Quote:
Originally Posted by stonetools
1. "I bought this ebook, I own it, I should be able to do what I want with it". Er, no you didn't. I know making this observation is about as welcome as a turd in a swimming pool, but according to the law, when you "bought" an ebook, you did not receive an absolute transfer of -title in an object in exchange of money: rather, you bought a license to access a copy of the digital file.
|
That depends on the terms of sale. Plenty of ebook stores don't say "buy a license to read this book;" they say "buy this book." And the difference between "sale" and "license" in the US isn't based on what words the seller uses; it's based on the terms--and if there's no time limit or terms of return, it's almost always a sale. Permanent permission to use is a sale, not a license.
Sales are known economic transactions; we have a huge body of law describing how those work. Licenses require the terms of the license to be spelled out in detail; attempting to hide some of the terms is fraud.
Saying "buy this book" when what they mean is "license use of this book under limited conditions" may well be grounds for a class-action lawsuit with refunds granted to every buyer ... or just a ruling that those books were actually bought, not licensed.
Quote:
3." The use of DRM treats the buyer of ebooks like a criminal". I'm sorry but this is horse#### (to put it delicately). Storeowners have every right to take precautions to protect their goods.
|
As long as they own those goods, certainly. Store owners don't have the right to tell me how to use those goods once I've paid for them. Their right to protect their goods ends at the point of sale.
A landlord, who's renting me an apartment, has the right to protect his property while I'm using it--but there are extensive renters' rights; the landlord doesn't have the right to videotape actions inside my home (Amazon recording Kindle users' reading habits), nor to change the locks on the doors and charge me for new keys every few months (changing DRM servers; refusing to re-validate older purchases), nor to cancel the lease if I file complaints about the property not being up to code (canceling Kindle accounts of people who return defective items). And my renting has a 14-page contract with the exact terms & obligations spelled out.
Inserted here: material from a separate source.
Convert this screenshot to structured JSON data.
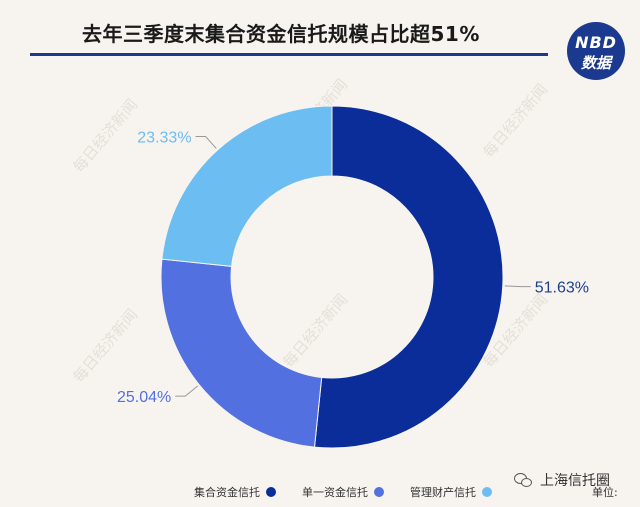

Nor does it say that the terms can change at any time at the landlord's whim. License agreements are fixed at the point of purchase.
No ebook seller offers the terms of their license spelled out in detail, nor will they discuss them. Nor will they *honor* them... books purchased from Amazon are *not* always available later, and while they'll grant refunds if pressured enough, that's not what the contract says: it says if you buy it, you have unlimited license to use it, as many times as you want.
Quote:
THe attitude of the digerati appears to be that publishers and boooksellers can take whatever precautions they like to protect their goods against theft, but no right to take measures to prevent the theft of ebooks,
|
They can take whatever measures they want to secure unpurchased ebooks. Secure servers, credit card authentication measures, downloads that don't work without the right passwords and permissions, and so on. The issue is how much control they're allowed to retain AFTER PURCHASE.
Quote:
Now what could convince the PTB? Some ideas:
A. Some big time author puts his book out there without DRM and it becomes a best seller without large scale casualsharing/piracy.
|
Why, "without large scale piracy?" What difference does it make how pirated his book is, if it's a bestseller? There's no financial reward for not being pirated.
Quote:
B. Lots of regular folk become incensed about DRM and stop buyiing books as a result. Right now, they're buying DRMED ebooks hand over fist, and seem OK with DRM .
|
Give it a couple of years. They're already muttering about not being able to transfer their Kindle books to Nooks; a couple of OS upgrades, and they'll be making more noise. When the shiny wears off the ebook industry, and people realize that they can't give the books they bought four years ago to their college-age kids because their kids have a different account, there'll be more yelling.
Or maybe before that, one of the Agency Six will decide its books can only be downloaded 4 times, and change the terms on existing books--and that'll trigger a lawsuit that kills the current "license" arrangement.
Quote:
If you can think of some other ways, suggest them. The purist arguments (publishers ashould give up on DRM, because its somehow morally wrong or its against publishers' long term intersts in ways that that the publishers can't measure) aren't convincing.
|
I don't need to convince you. For that matter, I don't need to convince the Agency Six. I just need to convince enough authors & publishers that I'm kept in enjoyable reading material for the rest of my life, and my kids can find stuff to read when they want. That part's covered.
While I'll wince at the Agency Six's slow downfall, with the same kind of screaming the RIAA is doing, it's not going to affect my reading habits.
How do you imagine the DRM/Agency system is sustainable for the next couple of decades? What indication to you have that a seller's ability to lock customers away from their purchases is going to be acceptable for an entire industry for the next fifty years or more?
(And hey. In less than a decade, new non-gov't works start entering the public domain in the US. What about those ebooks--will publishers be offering DRM removal kits for the works that are now free to share?)